Robotics, like many other engineering fields, can be approached in two different ways: with complexity, or with ingenuity. If an engineer wants a robot to walk like a human, they could use dozens of servo motors and intricate control systems. Or, they could take advantage of the innate physical properties of construction materials to simulate biological tendons, bones, and ligaments. It’s more difficult, but far more elegant. That’s the same approach that University of Cambridge researchers took with this piano-playing robot hand.
The 3D-printed skeletal hand is attached to a conventional industrial robot arm, but doesn’t actually have any actuation itself. There are no motors or solenoids acting as muscles on the hand. Instead, the robot is able to play piano with the hand by relying entirely on its physical properties. The hand was 3D-printed with varying flexibility, which enables “embodied intelligence” through interaction with the world using a passive component.
Embodied intelligence in a robot can be thought of like body parts evolved in nature.

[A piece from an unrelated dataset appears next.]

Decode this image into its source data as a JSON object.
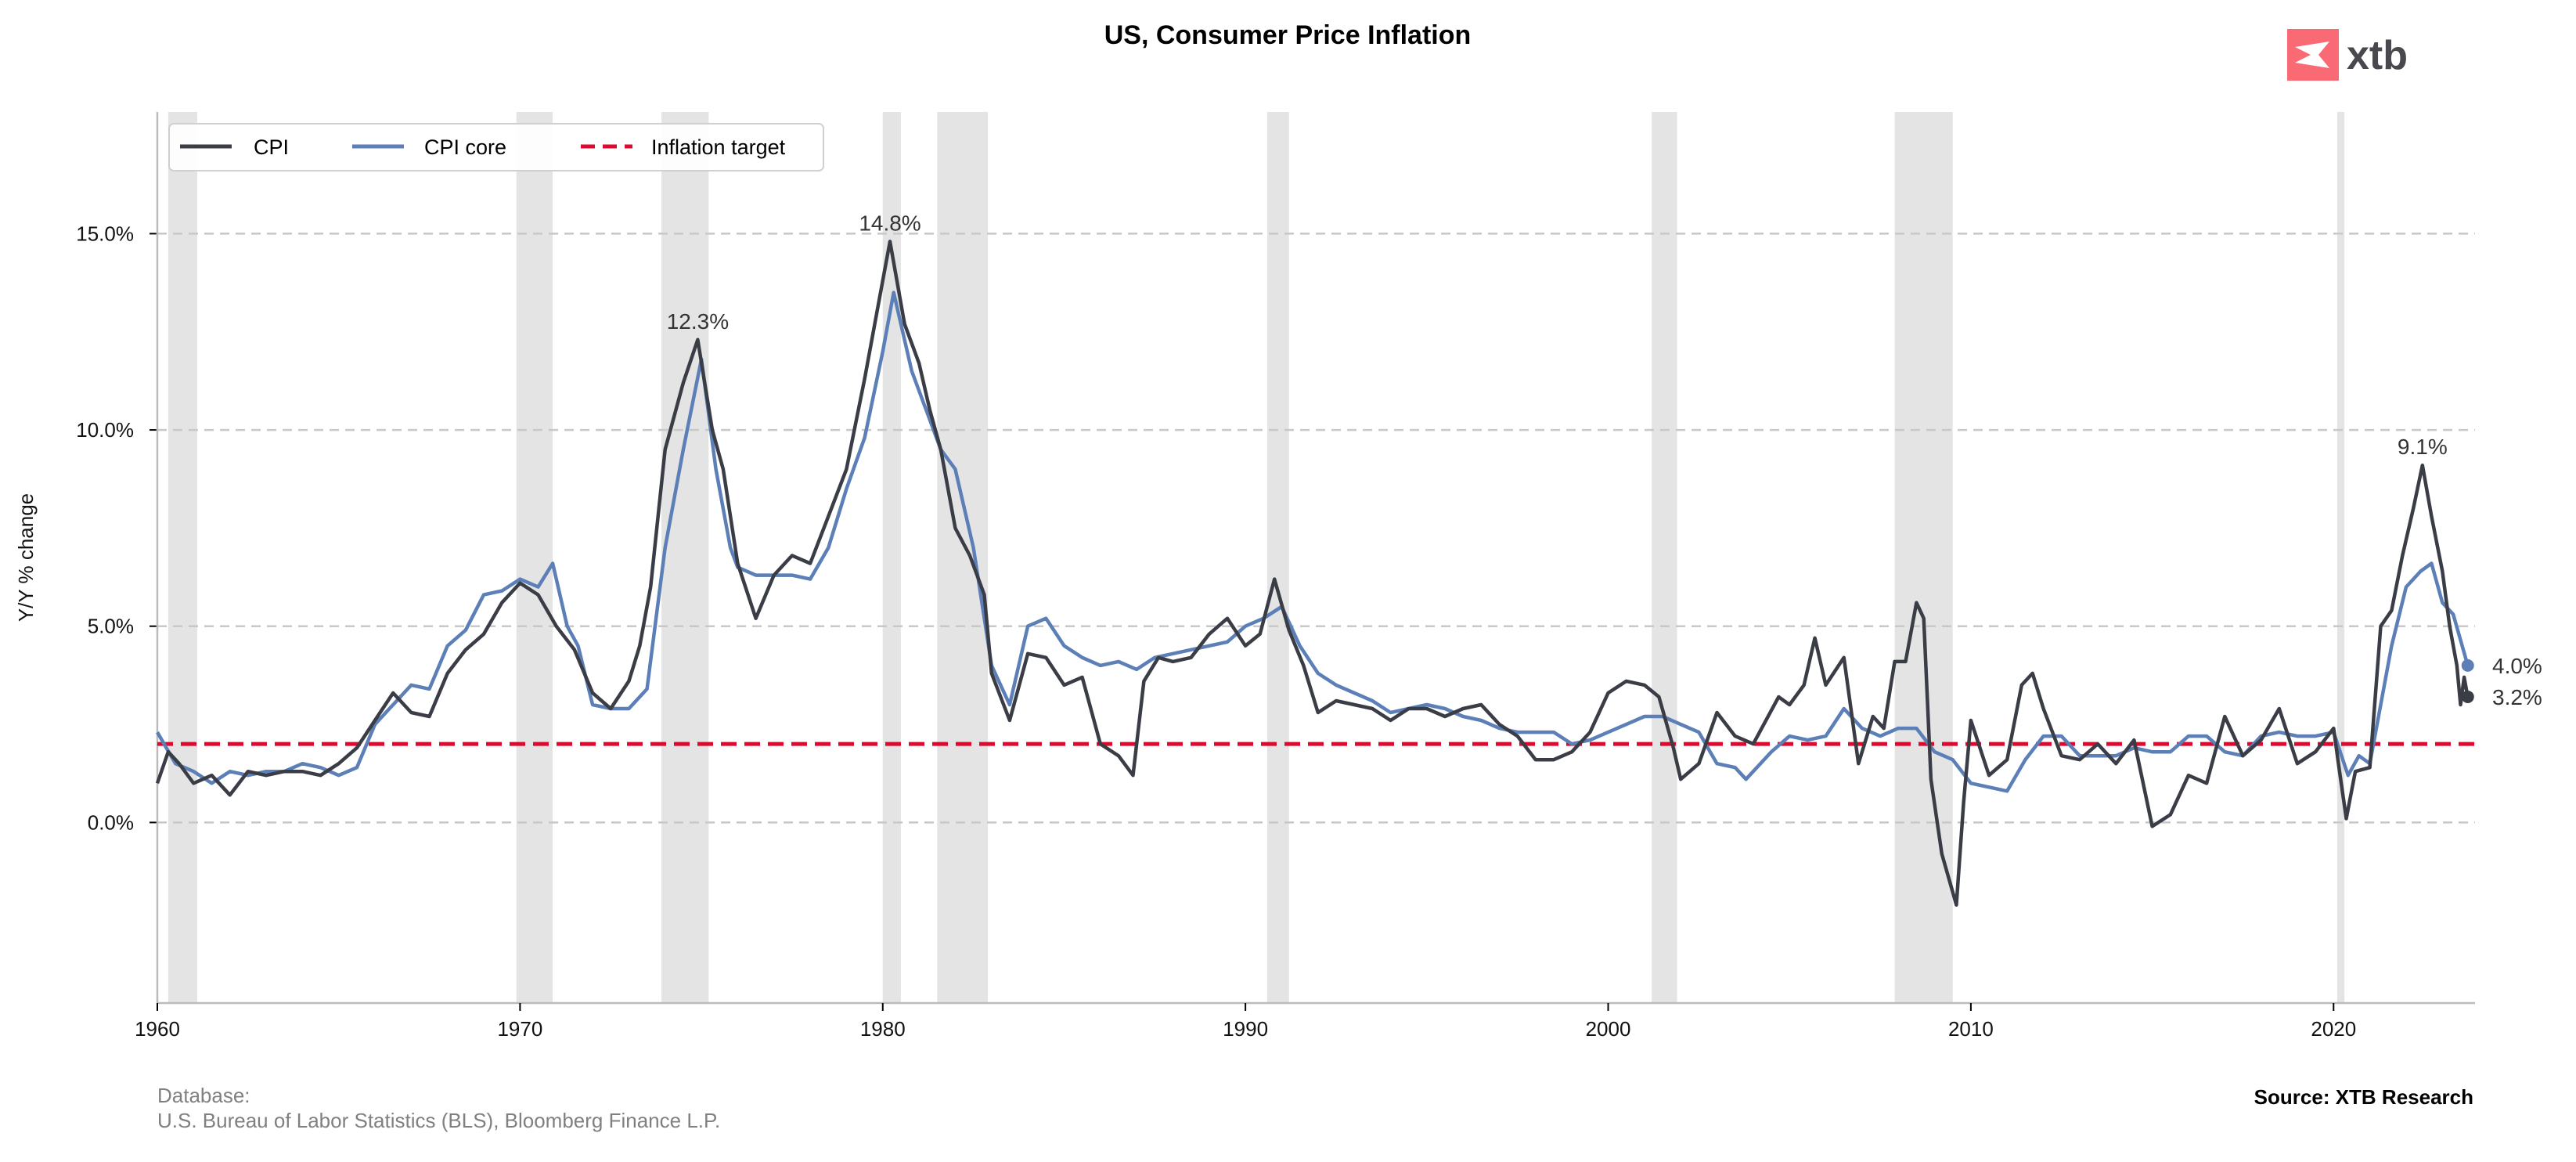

The shape of your ear, for example, evolved to pick up a range of frequencies passively, so you don’t have to actively change its shape. In the same way, this robot hand was designed for the complex task of playing a piano without actively altering the shape of the hand. As you can see in the video, the robot is still able to use that hand to play piano simply by moving its arm. Ultimately, this design philosophy could lead to robots that are more capable, while also being less expensive and more resilient.